The other implication was that FHCS could cause acute abdominal pain, especially spontaneous pain or tenderness in the right flank. FHCS is difficult to diagnose in the early stage of its onset because it needs to be differentiated from many other diseases. It is most often mistaken for acute cholecystitis, especially when right upper abdominal pain is more pronounced than pelvic symptoms [10]. We suspected FHCS based on the patient's clinical symptoms and radiological findings, and confirmed its diagnosis based on serum IgA and IgG antibodies to Chlamydia trachomatis. Murao et al. [11] proposed a diagnostic criterion for FHCS (Table 2), and, indeed, our case met all of the major and minor criteria listed, suggesting that these criteria may prove useful in the future. In conclusion, MRI may prove useful in diagnosis of FHCS. Gastroenterologists need to recognize FHCS as a disease requiring differential diagnosis in women with acute abdominal pain.

Table 2

Diagnostic criteria for FHCS by Murao et al. [11]

Major criteria

1 Spontaneous pain or tenderness in the right flank

2 Body movements deep breathing pain or Murphy's sign

Minor criteria

1 Chlamydia- or gonococci-positive

2 Exclusion by physicians and surgeons of other potential causes

3 Fever of over 37°C

4 Symptoms or signs of acute pelvic peritonitis

5 Positive inflammatory reaction (CRP, high value, or increase)

Definitive criteria

1 Diagnosis by laparoscopic findings

When the condition meets all major criteria and satisfies 3 or more minor criteria, it is clinically diagnosed as FHCS. Otherwise, it is definitively diagnosed as such based on laparoscopic findings (definitive criteria).

Statement of Ethics

Written informed consent was obtained from the patient for publication of this case report and any accompanying images. The study protocol was reviewed and approved by the institutional review board of the National Hospital Organization Hakodate National Hospital (Approval No. R3-0927001).
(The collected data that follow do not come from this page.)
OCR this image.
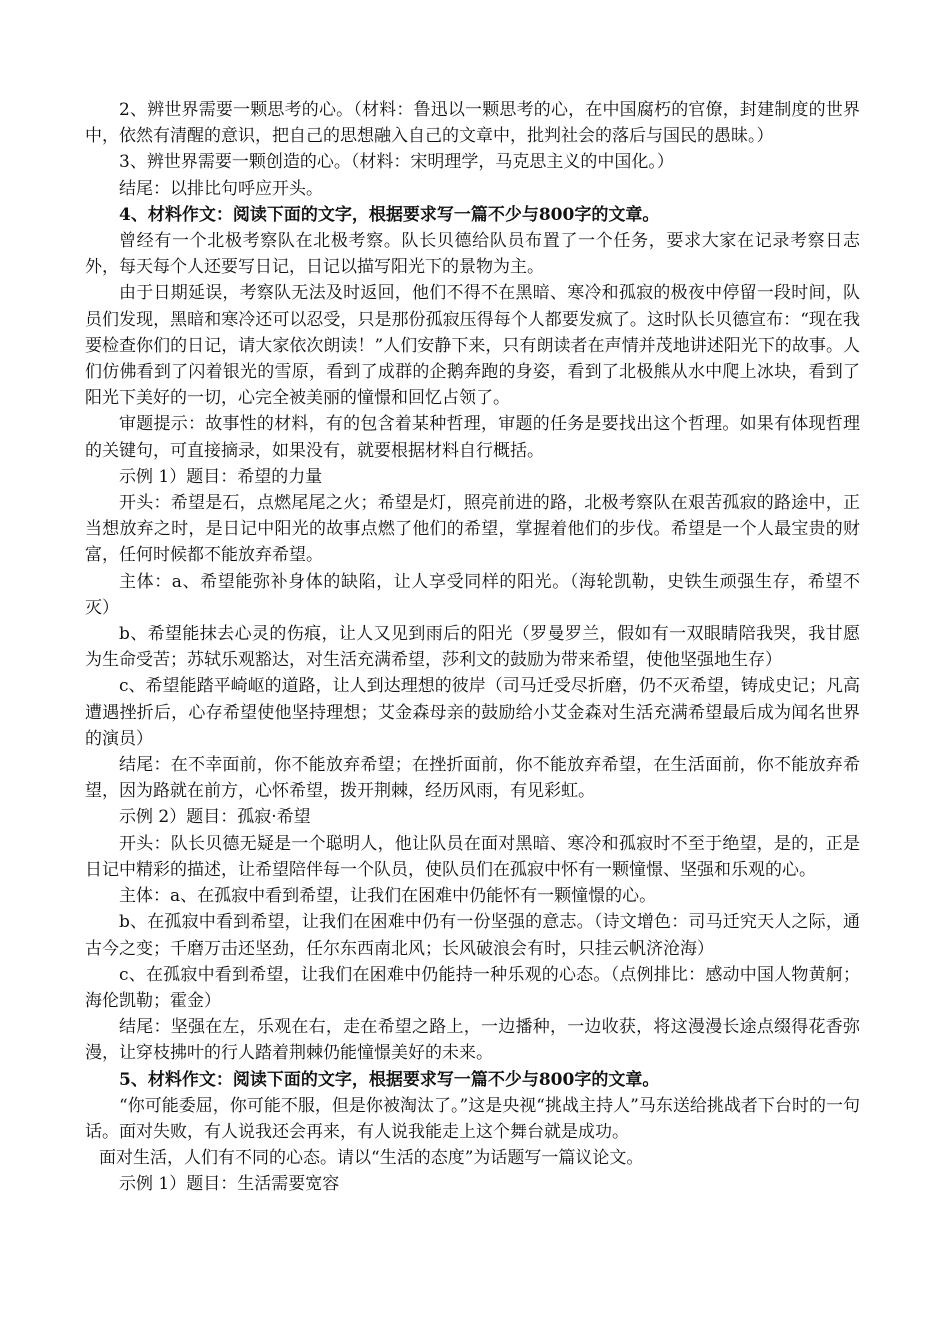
2、辨世界需要一颗思考的心。（材料：鲁迅以一颗思考的心，在中国腐朽的官僚，封建制度的世界中，依然有清醒的意识，把自己的思想融入自己的文章中，批判社会的落后与国民的愚昧。）

3、辨世界需要一颗创造的心。（材料：宋明理学，马克思主义的中国化。）

结尾：以排比句呼应开头。

4、材料作文：阅读下面的文字，根据要求写一篇不少与800字的文章。

曾经有一个北极考察队在北极考察。队长贝德给队员布置了一个任务，要求大家在记录考察日志外，每天每个人还要写日记，日记以描写阳光下的景物为主。

由于日期延误，考察队无法及时返回，他们不得不在黑暗、寒冷和孤寂的极夜中停留一段时间，队员们发现，黑暗和寒冷还可以忍受，只是那份孤寂压得每个人都要发疯了。这时队长贝德宣布：“现在我要检查你们的日记，请大家依次朗读！”人们安静下来，只有朗读者在声情并茂地讲述阳光下的故事。人们仿佛看到了闪着银光的雪原，看到了成群的企鹅奔跑的身姿，看到了北极熊从水中爬上冰块，看到了阳光下美好的一切，心完全被美丽的憧憬和回忆占领了。

审题提示：故事性的材料，有的包含着某种哲理，审题的任务是要找出这个哲理。如果有体现哲理的关键句，可直接摘录，如果没有，就要根据材料自行概括。

示例 1）题目：希望的力量

开头：希望是石，点燃尾尾之火；希望是灯，照亮前进的路，北极考察队在艰苦孤寂的路途中，正当想放弃之时，是日记中阳光的故事点燃了他们的希望，掌握着他们的步伐。希望是一个人最宝贵的财富，任何时候都不能放弃希望。

主体：a、希望能弥补身体的缺陷，让人享受同样的阳光。（海轮凯勒，史铁生顽强生存，希望不灭）

b、希望能抹去心灵的伤痕，让人又见到雨后的阳光（罗曼罗兰，假如有一双眼睛陪我哭，我甘愿为生命受苦；苏轼乐观豁达，对生活充满希望，莎利文的鼓励为带来希望，使他坚强地生存）

c、希望能踏平崎岖的道路，让人到达理想的彼岸（司马迁受尽折磨，仍不灭希望，铸成史记；凡高遭遇挫折后，心存希望使他坚持理想；艾金森母亲的鼓励给小艾金森对生活充满希望最后成为闻名世界的演员）

结尾：在不幸面前，你不能放弃希望；在挫折面前，你不能放弃希望，在生活面前，你不能放弃希望，因为路就在前方，心怀希望，拨开荆棘，经历风雨，有见彩虹。

示例 2）题目：孤寂·希望

开头：队长贝德无疑是一个聪明人，他让队员在面对黑暗、寒冷和孤寂时不至于绝望，是的，正是日记中精彩的描述，让希望陪伴每一个队员，使队员们在孤寂中怀有一颗憧憬、坚强和乐观的心。

主体：a、在孤寂中看到希望，让我们在困难中仍能怀有一颗憧憬的心。

b、在孤寂中看到希望，让我们在困难中仍有一份坚强的意志。（诗文增色：司马迁究天人之际，通古今之变；千磨万击还坚劲，任尔东西南北风；长风破浪会有时，只挂云帆济沧海）

c、在孤寂中看到希望，让我们在困难中仍能持一种乐观的心态。（点例排比：感动中国人物黄舸；海伦凯勒；霍金）

结尾：坚强在左，乐观在右，走在希望之路上，一边播种，一边收获，将这漫漫长途点缀得花香弥漫，让穿枝拂叶的行人踏着荆棘仍能憧憬美好的未来。

5、材料作文：阅读下面的文字，根据要求写一篇不少与800字的文章。

“你可能委屈，你可能不服，但是你被淘汰了。”这是央视“挑战主持人”马东送给挑战者下台时的一句话。面对失败，有人说我还会再来，有人说我能走上这个舞台就是成功。

面对生活，人们有不同的心态。请以“生活的态度”为话题写一篇议论文。

示例 1）题目：生活需要宽容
Conflict of Interest Statement

The authors have no conflicts of interest to disclose in association with this study.

Funding Sources

The authors received no funding for this research.

Author Contributions

Kimitoshi Kubo, Masanori Ohara, Ryosuke Watanabe, Masayuki Higashino, Momoko Tsuda, and Motosugu Kato contributed equally to the study as well as to the preparation of the manuscript for publication.

Data Availability Statement

All data generated and/or analyzed during the course of this study are included in the article. Any further query may be addressed to the corresponding author.